For DeFi participants in South Asia and Sub-Saharan Africa, where platforms like Curve serve genuine financial utility beyond speculation, the week carries practical lessons. India ranks first globally in the 2026 Crypto Adoption Index for the sixth consecutive year, Pakistan ranks eighth globally with strong retail and DeFi participation, and Nigeria ranks second overall and first in DeFi value. Stablecoin transaction volumes across Sub-Saharan Africa topped $205 billion in the year ending mid-2025, a figure representing more than 180% year-over-year growth, with Nigeria, Ethiopia, Kenya, and Ghana all placing in the global top 20 for crypto adoption. Traditional remittance fees to the region still average 8.78% per transaction versus roughly 0.5 to 1% for stablecoin transfers, which gives DeFi protocols meaningful real-world relevance in these markets. The KelpDAO collapse demonstrates that collateral provenance matters: yield strategies built on bridged assets carry bridge security risk that retail participants across all regions may not fully price in.
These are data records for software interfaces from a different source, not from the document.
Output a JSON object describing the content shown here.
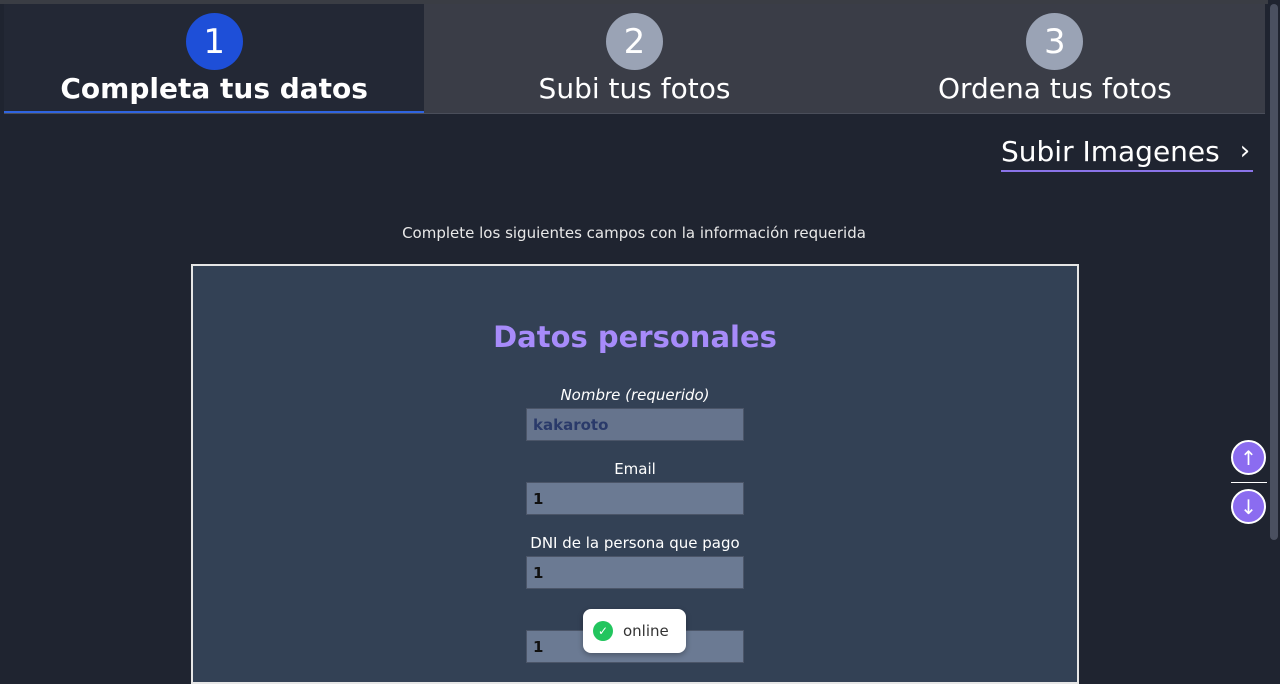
{
  "steps": [
    {
      "number": "1",
      "label": "Completa tus datos"
    },
    {
      "number": "2",
      "label": "Subi tus fotos"
    },
    {
      "number": "3",
      "label": "Ordena tus fotos"
    }
  ],
  "nav": {
    "subir_label": "Subir Imagenes",
    "chevron": "›"
  },
  "instructions": "Complete los siguientes campos con la información requerida",
  "form": {
    "title": "Datos personales",
    "fields": [
      {
        "label": "Nombre (requerido)",
        "value": "kakaroto"
      },
      {
        "label": "Email",
        "value": "1"
      },
      {
        "label": "DNI de la persona que pago",
        "value": "1"
      },
      {
        "label": "",
        "value": "1"
      }
    ]
  },
  "toast": {
    "text": "online",
    "icon": "check-circle-icon"
  },
  "scroll": {
    "up_icon": "↑",
    "down_icon": "↓"
  },
  "colors": {
    "accent": "#a78bfa",
    "active_step": "#1e4fd8",
    "panel": "#334155",
    "background": "#1f2430"
  }
}
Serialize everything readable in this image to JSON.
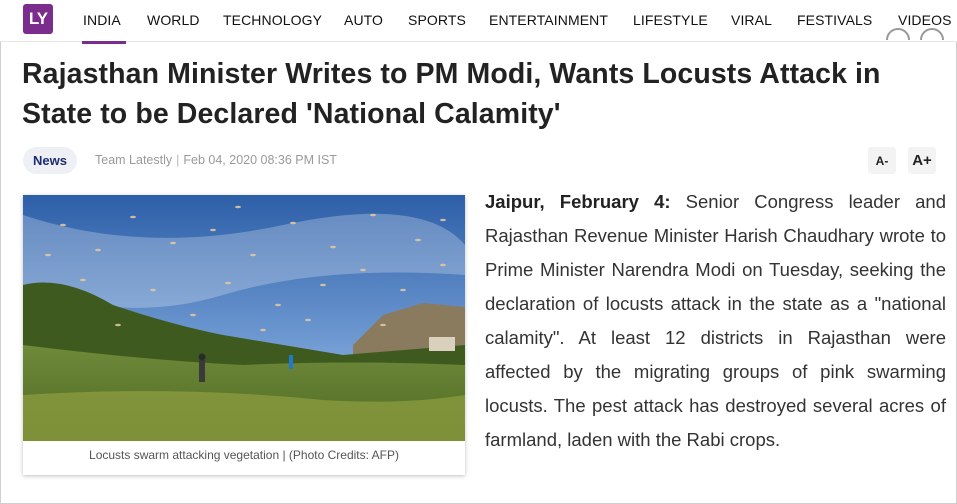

On the governance front, Curve's DAO is currently voting on two measures with broader implications. One would remove Aave's GHO stablecoin from crvUSD's PegKeeper system, citing counterparty exposure concerns following Aave's bad debt event. The other would sunset select Llamalend markets with rsETH collateral exposure. Both votes are best understood as risk management ahead of Llamalend V2, which will support LP tokens and principal tokens as collateral and integrate with FXSwap, Curve's planned on-chain foreign exchange product. How Curve and other protocols incorporate the lessons of this week into their V2 designs will be a key story to watch through the rest of 2026.